10 Facts Texas Employers Should Know About Unemployment

Do I have to pay unemployment on my employee who just quit/resigned/got fired/was laid off?

During most of my thirty years as an employment lawyer, I have been asked that question at least once a week. Here are ten basic facts that every employer in Texas needs to understand about our state’s unemployment system:

  1. A Texas employer doesn’t “pay unemployment” on any particular former employee. The great majority of employers pay unemployment taxes on the first $9000 earned by each employee during the year. That unemployment tax rate is set at the beginning of each calendar year and will rise and fall based on how many of your former employees successfully claim unemployment compensation from the Texas Workforce Commission. So, you will not see the effect of any one unemployment claim until the next calendar year, and then it will increase the unemployment taxes that you pay to the State of Texas on each person you employ at that time for three years.
  2. Who initiated the job separation and for what reason are the most important questions in any unemployment claim. An employee who voluntarily quits for personal reasons (got a better job, going to school full-time, wants to stay home with a new baby, etc.) is not entitled to received unemployment compensation. That’s a good reason to get a written resignation letter or email from any employee who quits. You should also attempt to get the employee to write in that letter the reasons that the employee is quitting. You could make this kind of written resignation letter a written policy requirement before paying any accrued but unused paid time off.
  3. Employees who abandon their jobs by not calling and not showing up for at least three working days are not entitled to unemployment benefits and will be considered to have voluntarily quit.
  4. An employee who quits for good cause connected to the work (being sexually harassed or bullied, workplace is unsafe, pay is cut 20% or more, etc.) is entitled to unemployment compensation if the employee can prove that the reasons for quitting constituted good cause. So as an employer, consider publishing a written policy about the handling of any grievance that the employee needs to raise. That way you can solve the issue without the employee quitting.
  5. If you lay an employee off for lack of available work, that employee is entitled to collect unemployment benefits because the employee is out of work through no fault of his/her own. So, don’t say you are “laying off” an employee who you are really firing because he is a poor performer, drunk on the job, or otherwise committing misconduct.
  6. An employee who cannot work because of a medically-verifiable illness is entitled to unemployment benefits, but you as the employer won’t be charged for those benefits, so your tax rate will not increase. If your employee is ill to the point of not being able to perform his/her job, document that situation not only for unemployment benefits’ purposes, but also so that you can defend against any kind of disability discrimination claim.
  7. An employee whom you fire is entitled to unemployment compensation, unless you as the employer can prove that you fired the employee for misconduct (violation of a written policy) after the employee received (preferably) written warnings and had a chance to cure the misconduct. Documentation of any disciplinary actions that you took with the employee makes all the difference in the employer prevailing on these unemployment claims.
  8. Brand new employees may be entitled to unemployment benefits. There is no amount of time that an employee has to have worked for you before that employee can file an unemployment claim. So, an employee who has only been with you for three weeks and is still in your “probationary period” can still apply for unemployment compensation. However, your tax rate won’t increase with that employee’s claim because of the “base period” calculation that the TWC makes with each employee.
  9. Part-time employees, temporary employees and seasonal employees are entitled to unemployment benefits under the same conditions as regular full-time employees. It doesn’t matter that the employee understood or agreed that the job was only temporary or seasonal. The TWC will just treat it as a lay off for lack of available work to do. You as the employer are still on the hook for a possible increase in your unemployment tax rate when you end any employee’s employment for anything but misconduct.
  10. Illegal immigrants cannot claim unemployment An employee who is awarded unemployment compensation must be eligible to return to work legally, meaning that the employee must be able to meet the Form I-9 verification of eligibility requirements. TWC does check eligibility to work in the U.S. when the unemployment benefits application is filed.

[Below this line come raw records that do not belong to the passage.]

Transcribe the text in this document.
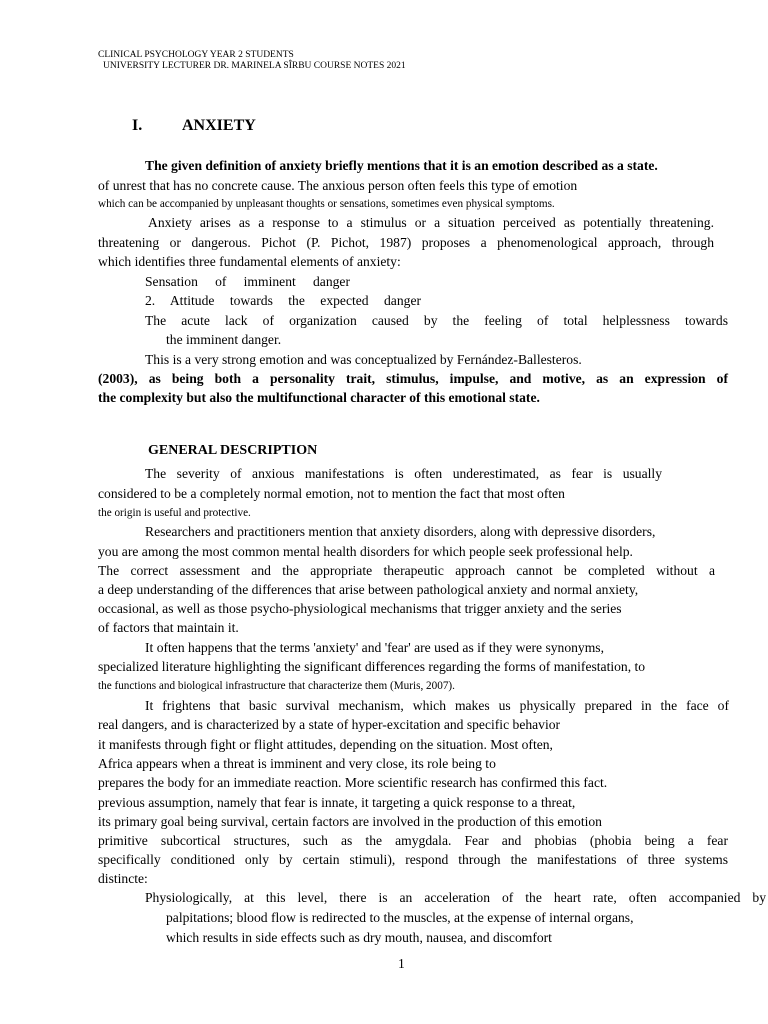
CLINICAL PSYCHOLOGY YEAR 2 STUDENTS
UNIVERSITY LECTURER DR. MARINELA SÎRBU COURSE NOTES 2021
I. ANXIETY
The given definition of anxiety briefly mentions that it is an emotion described as a state.
of unrest that has no concrete cause. The anxious person often feels this type of emotion
which can be accompanied by unpleasant thoughts or sensations, sometimes even physical symptoms.
Anxiety arises as a response to a stimulus or a situation perceived as potentially threatening.
threatening or dangerous. Pichot (P. Pichot, 1987) proposes a phenomenological approach, through
which identifies three fundamental elements of anxiety:
Sensation of imminent danger
2. Attitude towards the expected danger
The acute lack of organization caused by the feeling of total helplessness towards
the imminent danger.
This is a very strong emotion and was conceptualized by Fernández-Ballesteros.
(2003), as being both a personality trait, stimulus, impulse, and motive, as an expression of
the complexity but also the multifunctional character of this emotional state.
GENERAL DESCRIPTION
The severity of anxious manifestations is often underestimated, as fear is usually
considered to be a completely normal emotion, not to mention the fact that most often
the origin is useful and protective.
Researchers and practitioners mention that anxiety disorders, along with depressive disorders,
you are among the most common mental health disorders for which people seek professional help.
The correct assessment and the appropriate therapeutic approach cannot be completed without a
a deep understanding of the differences that arise between pathological anxiety and normal anxiety,
occasional, as well as those psycho-physiological mechanisms that trigger anxiety and the series
of factors that maintain it.
It often happens that the terms 'anxiety' and 'fear' are used as if they were synonyms,
specialized literature highlighting the significant differences regarding the forms of manifestation, to
the functions and biological infrastructure that characterize them (Muris, 2007).
It frightens that basic survival mechanism, which makes us physically prepared in the face of
real dangers, and is characterized by a state of hyper-excitation and specific behavior
it manifests through fight or flight attitudes, depending on the situation. Most often,
Africa appears when a threat is imminent and very close, its role being to
prepares the body for an immediate reaction. More scientific research has confirmed this fact.
previous assumption, namely that fear is innate, it targeting a quick response to a threat,
its primary goal being survival, certain factors are involved in the production of this emotion
primitive subcortical structures, such as the amygdala. Fear and phobias (phobia being a fear
specifically conditioned only by certain stimuli), respond through the manifestations of three systems
distincte:
Physiologically, at this level, there is an acceleration of the heart rate, often accompanied by
palpitations; blood flow is redirected to the muscles, at the expense of internal organs,
which results in side effects such as dry mouth, nausea, and discomfort
1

If you receive a notice from the TWC that a former employee has made an application for unemployment benefits and based on the above information you believe that he/she is not entitled to those benefits, you may still want to investigate if it is financially worth protesting your former employee’s claim by calculating the future effect that claim will have on your unemployment tax rate. Here is the TWC’s calculator.

There are other factors in deciding if it is worth protesting an unemployment claim, such as whether the sworn testimony you give at the unemployment hearing will be used against you in later litigation. If you decide to protest the award of benefits, read the information that the TWC provides you and follow it to the letter. Don’t miss any of the stated deadlines. Most importantly, enlist the help of an employment lawyer if you are concerned at all that an unemployment claim may be only the first step in a long line of claims that the former employee will assert against your company, such as discrimination, overtime violations, failure to provide Family and Medical Leave, or other legal grievances.